Life on Earth evolved in such a way (was there any other?) that the strong preyed on the weak all the way down the food chain. Herbivorous species preyed on the vegetable kingdom and carnivores preyed on them, while omnivorous animals had the best of both worlds. Humans belonged to this latter group and could digest meat as well as fruits and nuts. And, as cooking techniques developed, they added grains and tubers to their diet. The stock of food determines the population of those who eat it. If the stock is over-harvested, its supply will diminish. And so the population of predators will grow until it is forced to contract by a shrinking supply of food. And some food sources are cyclical. Chestnuts and acorns can be plentiful one year and practically inexistent the following year or two. Reliance on specific food sources kept populations within a sustainable range. But those natural constraints were progressively pushed aside by human technology. Fire, weapons and clothing allowed a wide variety of food and habitat, raw and cooked, hot and cold. Population could expand (“increase and multiply”, Genesis IX, 7) indefinitely by occupying new territories in different latitudes and longitudes.

Humans learnt to dominate, shape and domesticate their natural surroundings by mediating them with tools and weapons. And they applied the same rules to their own kind, reducing them to vassalage or chattel. Agriculture meant staying put, accumulating wealth and defending it against raiders. These raiders were pastoral nomads, who sometimes stayed and replaced the previous rule with their own. And, as agriculture urbanised, cities would make war on one another. All this violence had little to do with survival. It was essentially driven by the acquisition of wealth and power. Hereditary, elected or self-proclaimed war-lords competed for dominion over their own and other nations. And so it has been ever since.
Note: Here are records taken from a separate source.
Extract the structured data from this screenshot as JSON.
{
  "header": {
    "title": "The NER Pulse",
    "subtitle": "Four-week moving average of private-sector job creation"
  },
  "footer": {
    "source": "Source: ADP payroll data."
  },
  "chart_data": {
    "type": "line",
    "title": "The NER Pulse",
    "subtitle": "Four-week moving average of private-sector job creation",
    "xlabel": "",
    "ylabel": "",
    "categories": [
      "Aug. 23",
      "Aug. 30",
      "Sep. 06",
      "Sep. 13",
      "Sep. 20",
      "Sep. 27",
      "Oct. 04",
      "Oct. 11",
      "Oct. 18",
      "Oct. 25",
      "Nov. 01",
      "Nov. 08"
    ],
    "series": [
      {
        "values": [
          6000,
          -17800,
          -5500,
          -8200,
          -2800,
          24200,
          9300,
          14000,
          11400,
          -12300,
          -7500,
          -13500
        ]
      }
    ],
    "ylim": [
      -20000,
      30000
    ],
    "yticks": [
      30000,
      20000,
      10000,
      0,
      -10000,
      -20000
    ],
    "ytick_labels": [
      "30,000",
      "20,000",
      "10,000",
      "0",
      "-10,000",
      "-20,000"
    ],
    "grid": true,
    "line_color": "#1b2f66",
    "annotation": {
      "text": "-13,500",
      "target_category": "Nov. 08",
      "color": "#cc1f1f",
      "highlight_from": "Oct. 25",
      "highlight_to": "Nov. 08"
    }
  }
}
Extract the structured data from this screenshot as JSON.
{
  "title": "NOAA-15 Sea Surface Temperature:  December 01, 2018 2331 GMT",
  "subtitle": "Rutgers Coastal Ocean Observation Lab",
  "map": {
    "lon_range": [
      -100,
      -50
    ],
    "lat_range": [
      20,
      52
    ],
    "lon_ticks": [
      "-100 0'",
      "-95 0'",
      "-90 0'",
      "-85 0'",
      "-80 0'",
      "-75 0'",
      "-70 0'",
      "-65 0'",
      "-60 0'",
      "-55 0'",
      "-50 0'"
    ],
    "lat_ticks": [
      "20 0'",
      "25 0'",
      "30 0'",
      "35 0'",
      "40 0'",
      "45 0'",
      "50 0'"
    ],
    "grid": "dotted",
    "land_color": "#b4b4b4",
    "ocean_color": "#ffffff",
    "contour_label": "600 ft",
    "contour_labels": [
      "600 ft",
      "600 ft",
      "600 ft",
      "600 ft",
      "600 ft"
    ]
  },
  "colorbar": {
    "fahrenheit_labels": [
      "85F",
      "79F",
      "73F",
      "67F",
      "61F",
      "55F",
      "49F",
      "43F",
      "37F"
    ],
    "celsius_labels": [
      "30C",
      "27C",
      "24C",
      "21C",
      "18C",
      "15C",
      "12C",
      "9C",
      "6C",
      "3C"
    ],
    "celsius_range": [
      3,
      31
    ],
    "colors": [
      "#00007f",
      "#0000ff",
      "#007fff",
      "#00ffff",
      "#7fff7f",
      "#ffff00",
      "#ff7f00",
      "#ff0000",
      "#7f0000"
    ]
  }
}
Kings and consuls, princes and presidents, leaders of all kinds making war and taking plunder, with complete disregard for those who die or starve, or lose their limbs or their livelihoods. Dominion over nature led to totalitarian dominion over everything, a wild hubris that offers a choice between submission and destruction. But nature is not submissive – were it so it would have ended long ago – and it is being destroyed at an accelerating rate. And that imminent ruin will not bypass humanity. From the beginning the submissions of nature and humans were associated, and the looming extinction of nature will take humanity with it. Competition for wealth and power (celebrity?) is a struggle of all against all that produces violence and destruction. An improbable turnaround to cooperation might still be able to save the planet, but time is running out.